Steven Stayner's abductor tried to buy 4-year-old for $500, gets life in prison

OAKLAND - A 72-year-old man who is one of California's most notorious child molesters was ordered to live out his life behind bars for trying to buy a 4-year-old boy for $500.

Kenneth Parnell, handcuffed to his wheelchair, was stoic as a judge sentenced him Thursday to 25 years to life for what prosecutors have characterized as his "last hurrah."

Though the boy wasn't real - a fiction created by the woman Parnell approached to fetch him a youngster and the authorities she told of his overture - a jury convicted Parnell on three felony charges, including attempted child stealing.

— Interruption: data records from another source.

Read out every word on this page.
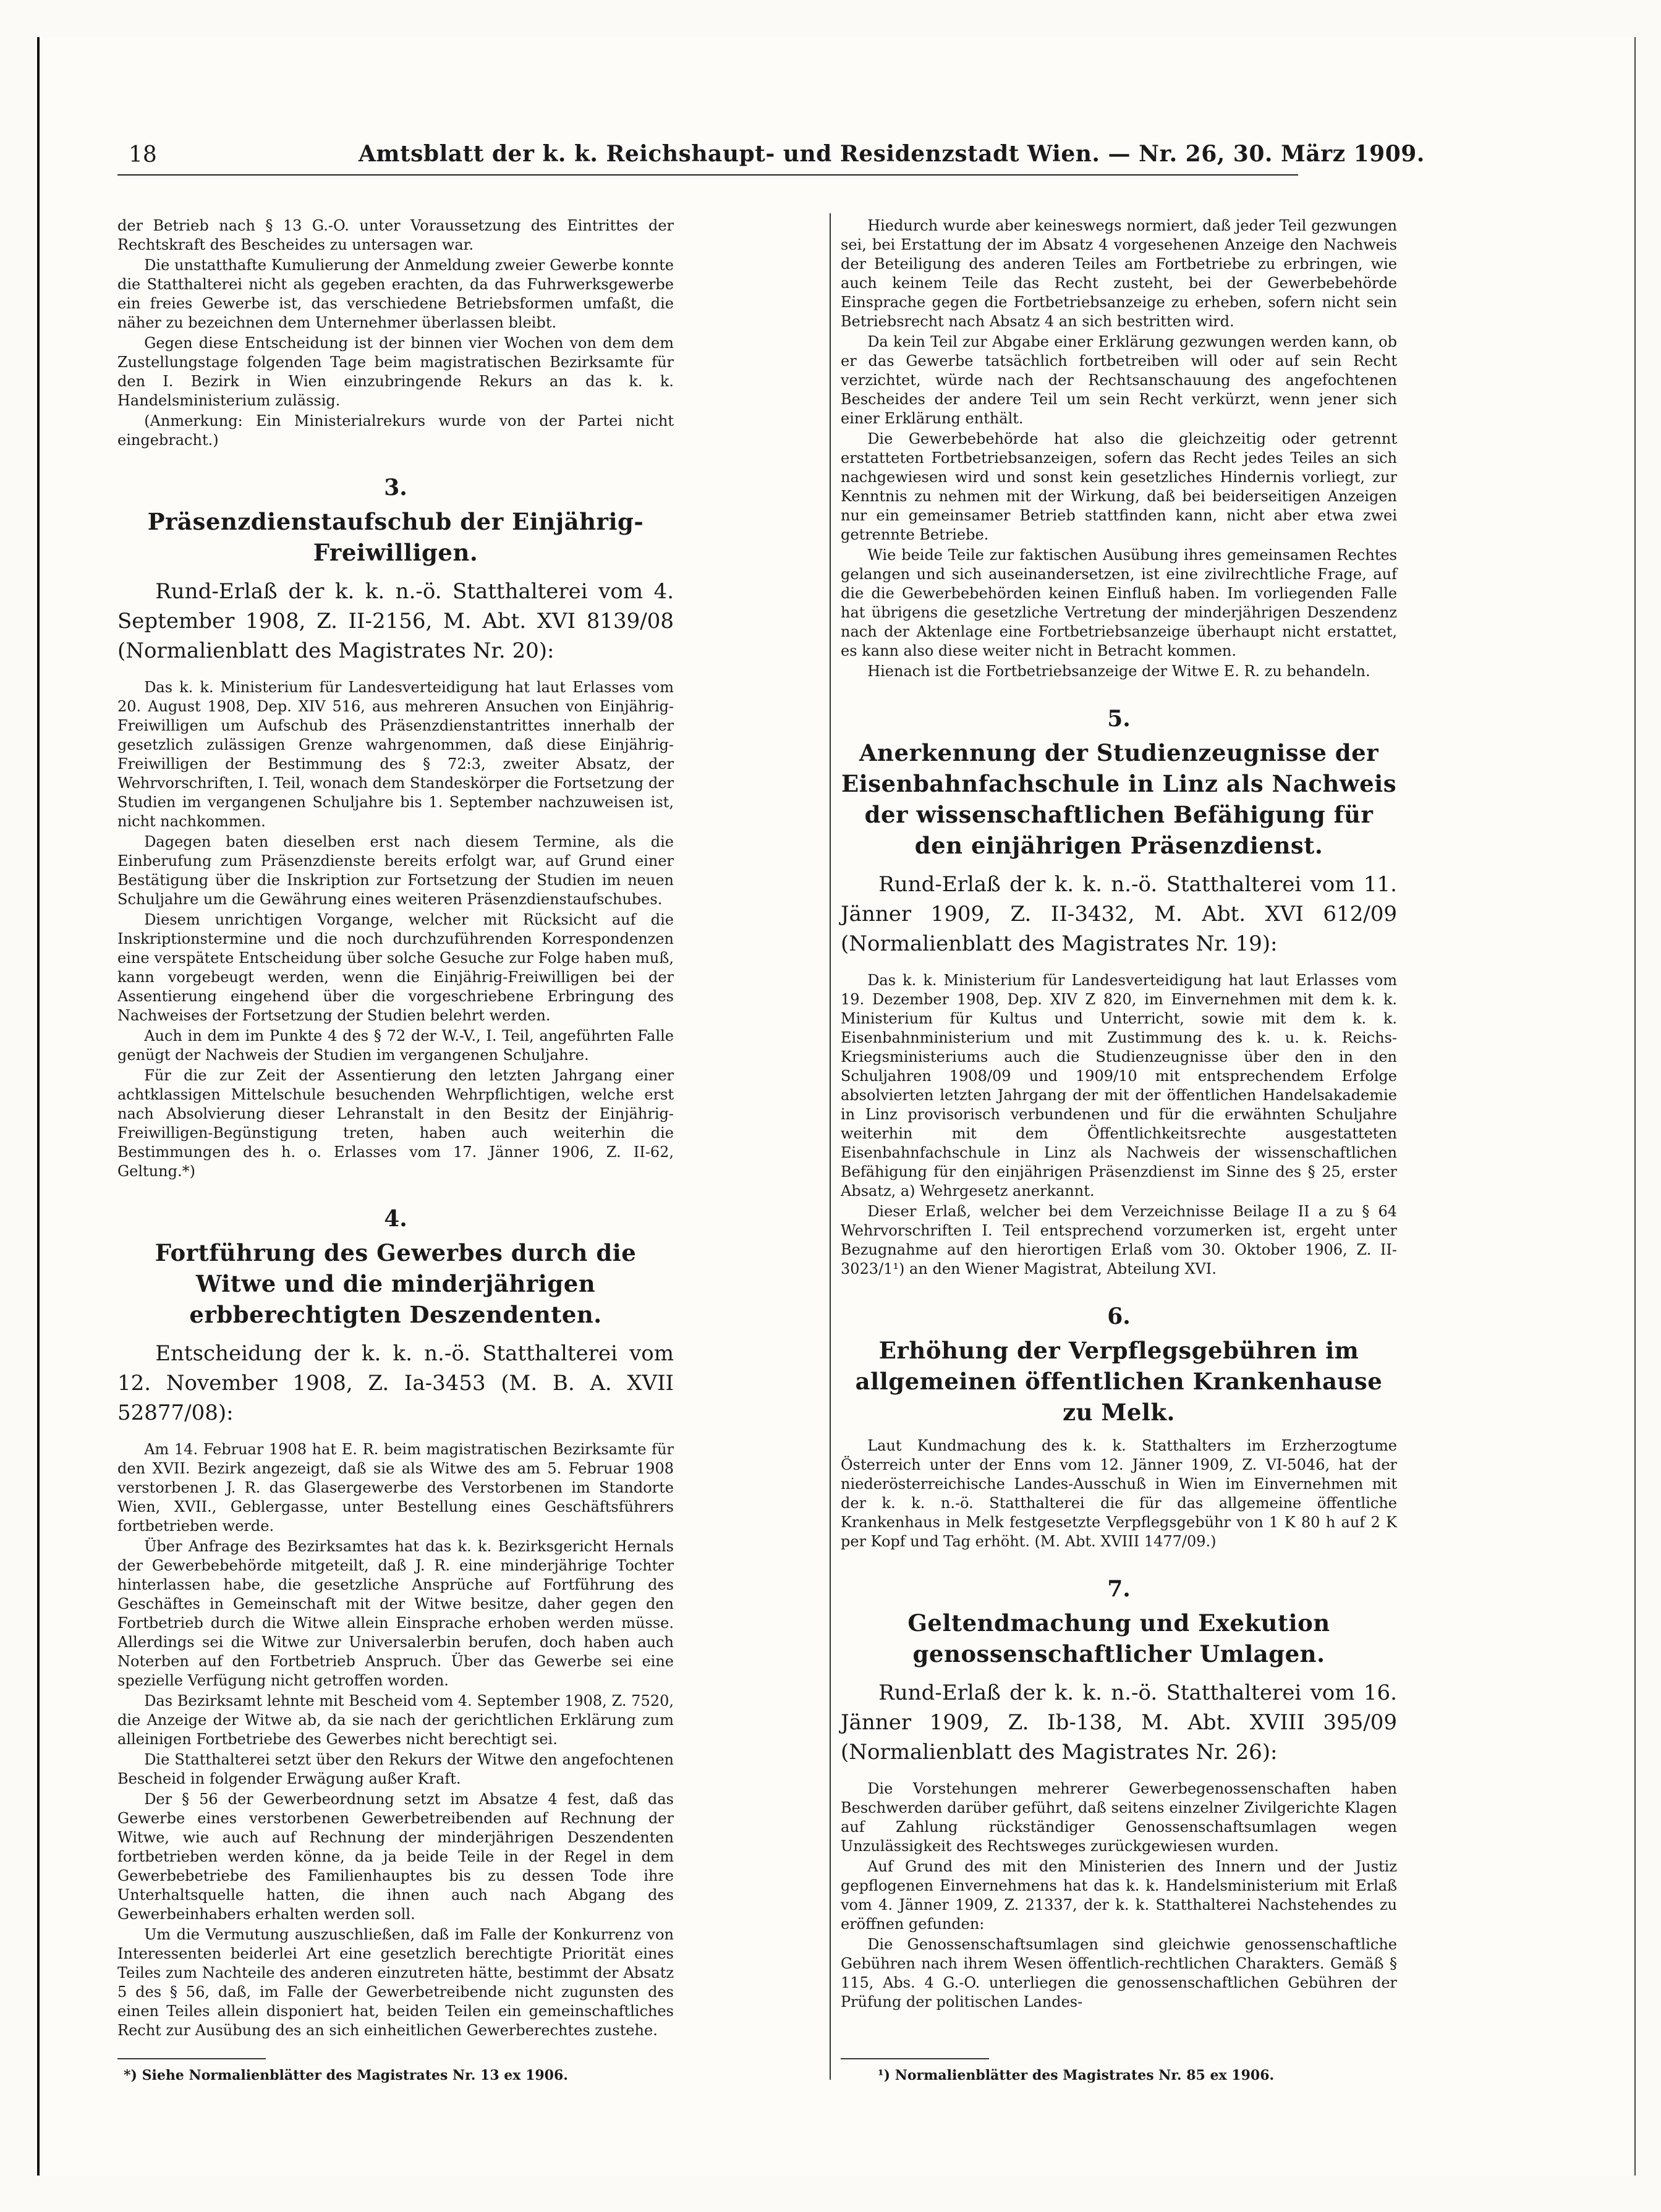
18	Amtsblatt der k. k. Reichshaupt- und Residenzstadt Wien. — Nr. 26, 30. März 1909.

der Betrieb nach § 13 G.-O. unter Voraussetzung des Eintrittes der Rechtskraft des Bescheides zu untersagen war.

Die unstatthafte Kumulierung der Anmeldung zweier Gewerbe konnte die Statthalterei nicht als gegeben erachten, da das Fuhrwerksgewerbe ein freies Gewerbe ist, das verschiedene Betriebsformen umfaßt, die näher zu bezeichnen dem Unternehmer überlassen bleibt.

Gegen diese Entscheidung ist der binnen vier Wochen von dem dem Zustellungstage folgenden Tage beim magistratischen Bezirksamte für den I. Bezirk in Wien einzubringende Rekurs an das k. k. Handelsministerium zulässig.

(Anmerkung: Ein Ministerialrekurs wurde von der Partei nicht eingebracht.)

3.
Präsenzdienstaufschub der Einjährig-Freiwilligen.

Rund-Erlaß der k. k. n.-ö. Statthalterei vom 4. September 1908, Z. II-2156, M. Abt. XVI 8139/08 (Normalienblatt des Magistrates Nr. 20):

Das k. k. Ministerium für Landesverteidigung hat laut Erlasses vom 20. August 1908, Dep. XIV 516, aus mehreren Ansuchen von Einjährig-Freiwilligen um Aufschub des Präsenzdienstantrittes innerhalb der gesetzlich zulässigen Grenze wahrgenommen, daß diese Einjährig-Freiwilligen der Bestimmung des § 72:3, zweiter Absatz, der Wehrvorschriften, I. Teil, wonach dem Standeskörper die Fortsetzung der Studien im vergangenen Schuljahre bis 1. September nachzuweisen ist, nicht nachkommen.

Dagegen baten dieselben erst nach diesem Termine, als die Einberufung zum Präsenzdienste bereits erfolgt war, auf Grund einer Bestätigung über die Inskription zur Fortsetzung der Studien im neuen Schuljahre um die Gewährung eines weiteren Präsenzdienstaufschubes.

Diesem unrichtigen Vorgange, welcher mit Rücksicht auf die Inskriptionstermine und die noch durchzuführenden Korrespondenzen eine verspätete Entscheidung über solche Gesuche zur Folge haben muß, kann vorgebeugt werden, wenn die Einjährig-Freiwilligen bei der Assentierung eingehend über die vorgeschriebene Erbringung des Nachweises der Fortsetzung der Studien belehrt werden.

Auch in dem im Punkte 4 des § 72 der W.-V., I. Teil, angeführten Falle genügt der Nachweis der Studien im vergangenen Schuljahre.

Für die zur Zeit der Assentierung den letzten Jahrgang einer achtklassigen Mittelschule besuchenden Wehrpflichtigen, welche erst nach Absolvierung dieser Lehranstalt in den Besitz der Einjährig-Freiwilligen-Begünstigung treten, haben auch weiterhin die Bestimmungen des h. o. Erlasses vom 17. Jänner 1906, Z. II-62, Geltung.*)

4.
Fortführung des Gewerbes durch die Witwe und die minderjährigen erbberechtigten Deszendenten.

Entscheidung der k. k. n.-ö. Statthalterei vom 12. November 1908, Z. Ia-3453 (M. B. A. XVII 52877/08):

Am 14. Februar 1908 hat E. R. beim magistratischen Bezirksamte für den XVII. Bezirk angezeigt, daß sie als Witwe des am 5. Februar 1908 verstorbenen J. R. das Glasergewerbe des Verstorbenen im Standorte Wien, XVII., Geblergasse, unter Bestellung eines Geschäftsführers fortbetrieben werde.

Über Anfrage des Bezirksamtes hat das k. k. Bezirksgericht Hernals der Gewerbebehörde mitgeteilt, daß J. R. eine minderjährige Tochter hinterlassen habe, die gesetzliche Ansprüche auf Fortführung des Geschäftes in Gemeinschaft mit der Witwe besitze, daher gegen den Fortbetrieb durch die Witwe allein Einsprache erhoben werden müsse. Allerdings sei die Witwe zur Universalerbin berufen, doch haben auch Noterben auf den Fortbetrieb Anspruch. Über das Gewerbe sei eine spezielle Verfügung nicht getroffen worden.

Das Bezirksamt lehnte mit Bescheid vom 4. September 1908, Z. 7520, die Anzeige der Witwe ab, da sie nach der gerichtlichen Erklärung zum alleinigen Fortbetriebe des Gewerbes nicht berechtigt sei.

Die Statthalterei setzt über den Rekurs der Witwe den angefochtenen Bescheid in folgender Erwägung außer Kraft.

Der § 56 der Gewerbeordnung setzt im Absatze 4 fest, daß das Gewerbe eines verstorbenen Gewerbetreibenden auf Rechnung der Witwe, wie auch auf Rechnung der minderjährigen Deszendenten fortbetrieben werden könne, da ja beide Teile in der Regel in dem Gewerbebetriebe des Familienhauptes bis zu dessen Tode ihre Unterhaltsquelle hatten, die ihnen auch nach Abgang des Gewerbeinhabers erhalten werden soll.

Um die Vermutung auszuschließen, daß im Falle der Konkurrenz von Interessenten beiderlei Art eine gesetzlich berechtigte Priorität eines Teiles zum Nachteile des anderen einzutreten hätte, bestimmt der Absatz 5 des § 56, daß, im Falle der Gewerbetreibende nicht zugunsten des einen Teiles allein disponiert hat, beiden Teilen ein gemeinschaftliches Recht zur Ausübung des an sich einheitlichen Gewerberechtes zustehe.

*) Siehe Normalienblätter des Magistrates Nr. 13 ex 1906.

Hiedurch wurde aber keineswegs normiert, daß jeder Teil gezwungen sei, bei Erstattung der im Absatz 4 vorgesehenen Anzeige den Nachweis der Beteiligung des anderen Teiles am Fortbetriebe zu erbringen, wie auch keinem Teile das Recht zusteht, bei der Gewerbebehörde Einsprache gegen die Fortbetriebsanzeige zu erheben, sofern nicht sein Betriebsrecht nach Absatz 4 an sich bestritten wird.

Da kein Teil zur Abgabe einer Erklärung gezwungen werden kann, ob er das Gewerbe tatsächlich fortbetreiben will oder auf sein Recht verzichtet, würde nach der Rechtsanschauung des angefochtenen Bescheides der andere Teil um sein Recht verkürzt, wenn jener sich einer Erklärung enthält.

Die Gewerbebehörde hat also die gleichzeitig oder getrennt erstatteten Fortbetriebsanzeigen, sofern das Recht jedes Teiles an sich nachgewiesen wird und sonst kein gesetzliches Hindernis vorliegt, zur Kenntnis zu nehmen mit der Wirkung, daß bei beiderseitigen Anzeigen nur ein gemeinsamer Betrieb stattfinden kann, nicht aber etwa zwei getrennte Betriebe.

Wie beide Teile zur faktischen Ausübung ihres gemeinsamen Rechtes gelangen und sich auseinandersetzen, ist eine zivilrechtliche Frage, auf die die Gewerbebehörden keinen Einfluß haben. Im vorliegenden Falle hat übrigens die gesetzliche Vertretung der minderjährigen Deszendenz nach der Aktenlage eine Fortbetriebsanzeige überhaupt nicht erstattet, es kann also diese weiter nicht in Betracht kommen.

Hienach ist die Fortbetriebsanzeige der Witwe E. R. zu behandeln.

5.
Anerkennung der Studienzeugnisse der Eisenbahnfachschule in Linz als Nachweis der wissenschaftlichen Befähigung für den einjährigen Präsenzdienst.

Rund-Erlaß der k. k. n.-ö. Statthalterei vom 11. Jänner 1909, Z. II-3432, M. Abt. XVI 612/09 (Normalienblatt des Magistrates Nr. 19):

Das k. k. Ministerium für Landesverteidigung hat laut Erlasses vom 19. Dezember 1908, Dep. XIV Z 820, im Einvernehmen mit dem k. k. Ministerium für Kultus und Unterricht, sowie mit dem k. k. Eisenbahnministerium und mit Zustimmung des k. u. k. Reichs-Kriegsministeriums auch die Studienzeugnisse über den in den Schuljahren 1908/09 und 1909/10 mit entsprechendem Erfolge absolvierten letzten Jahrgang der mit der öffentlichen Handelsakademie in Linz provisorisch verbundenen und für die erwähnten Schuljahre weiterhin mit dem Öffentlichkeitsrechte ausgestatteten Eisenbahnfachschule in Linz als Nachweis der wissenschaftlichen Befähigung für den einjährigen Präsenzdienst im Sinne des § 25, erster Absatz, a) Wehrgesetz anerkannt.

Dieser Erlaß, welcher bei dem Verzeichnisse Beilage II a zu § 64 Wehrvorschriften I. Teil entsprechend vorzumerken ist, ergeht unter Bezugnahme auf den hierortigen Erlaß vom 30. Oktober 1906, Z. II-3023/1¹) an den Wiener Magistrat, Abteilung XVI.

6.
Erhöhung der Verpflegsgebühren im allgemeinen öffentlichen Krankenhause zu Melk.

Laut Kundmachung des k. k. Statthalters im Erzherzogtume Österreich unter der Enns vom 12. Jänner 1909, Z. VI-5046, hat der niederösterreichische Landes-Ausschuß in Wien im Einvernehmen mit der k. k. n.-ö. Statthalterei die für das allgemeine öffentliche Krankenhaus in Melk festgesetzte Verpflegsgebühr von 1 K 80 h auf 2 K per Kopf und Tag erhöht. (M. Abt. XVIII 1477/09.)

7.
Geltendmachung und Exekution genossenschaftlicher Umlagen.

Rund-Erlaß der k. k. n.-ö. Statthalterei vom 16. Jänner 1909, Z. Ib-138, M. Abt. XVIII 395/09 (Normalienblatt des Magistrates Nr. 26):

Die Vorstehungen mehrerer Gewerbegenossenschaften haben Beschwerden darüber geführt, daß seitens einzelner Zivilgerichte Klagen auf Zahlung rückständiger Genossenschaftsumlagen wegen Unzulässigkeit des Rechtsweges zurückgewiesen wurden.

Auf Grund des mit den Ministerien des Innern und der Justiz gepflogenen Einvernehmens hat das k. k. Handelsministerium mit Erlaß vom 4. Jänner 1909, Z. 21337, der k. k. Statthalterei Nachstehendes zu eröffnen gefunden:

Die Genossenschaftsumlagen sind gleichwie genossenschaftliche Gebühren nach ihrem Wesen öffentlich-rechtlichen Charakters. Gemäß § 115, Abs. 4 G.-O. unterliegen die genossenschaftlichen Gebühren der Prüfung der politischen Landes-

¹) Normalienblätter des Magistrates Nr. 85 ex 1906.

The prosecutor who successfully argued Thursday for the stiffest penalty under California's three strikes sentencing law emphasized that Parnell had a history of abducting and keeping young boys.

"He has been a danger to children his entire life," prosecutor Tim Wellman said.

Parnell spent five years in prison during the 1980s for twice snatching boys as they walked home from school. One of the boys, Steven Stayner, spent seven years as Parnell's "son" and was freed after he helped free a second child Parnell abducted. Stayner's nightmare was told in the TV movie "I Know My First Name is Steven."

In addition to the Stayner kidnapping, Parnell was convicted of kidnapping 5-year-old Timmy White off a Ukiah street in 1980, and served five years for those two abductions.

Police arrested Parnell in January 2003 and a jury convicted him in February after he asked the sister of his former caretaker to deliver a boy to his cluttered Berkeley apartment.

In exchange, Parnell offered $500 to Diane Stevens. Aware of Parnell's past, she went to police, who arrested Parnell after he gave Stevens $100 in exchange for the fictitious boy's birth certificate.

Police searching Parnell's apartment found condoms, pornographic videos and sexual aids. At trial, Wellman suggested Parnell wanted one "last hurrah."

"He wanted another Steven Stayner," Stevens said.

Along with the 1972 kidnapping of Stayner, Parnell had been convicted of kidnapping 5-year-old Timmy White in 1980. Stayner, then 14, later took White to police, saying he didn't want the boy to suffer his same ordeal.

Steven Stayner - whose brother, Cary, was sentenced to death last year for killing four women in Yosemite National Park - died in a motorcycle accident in 1989.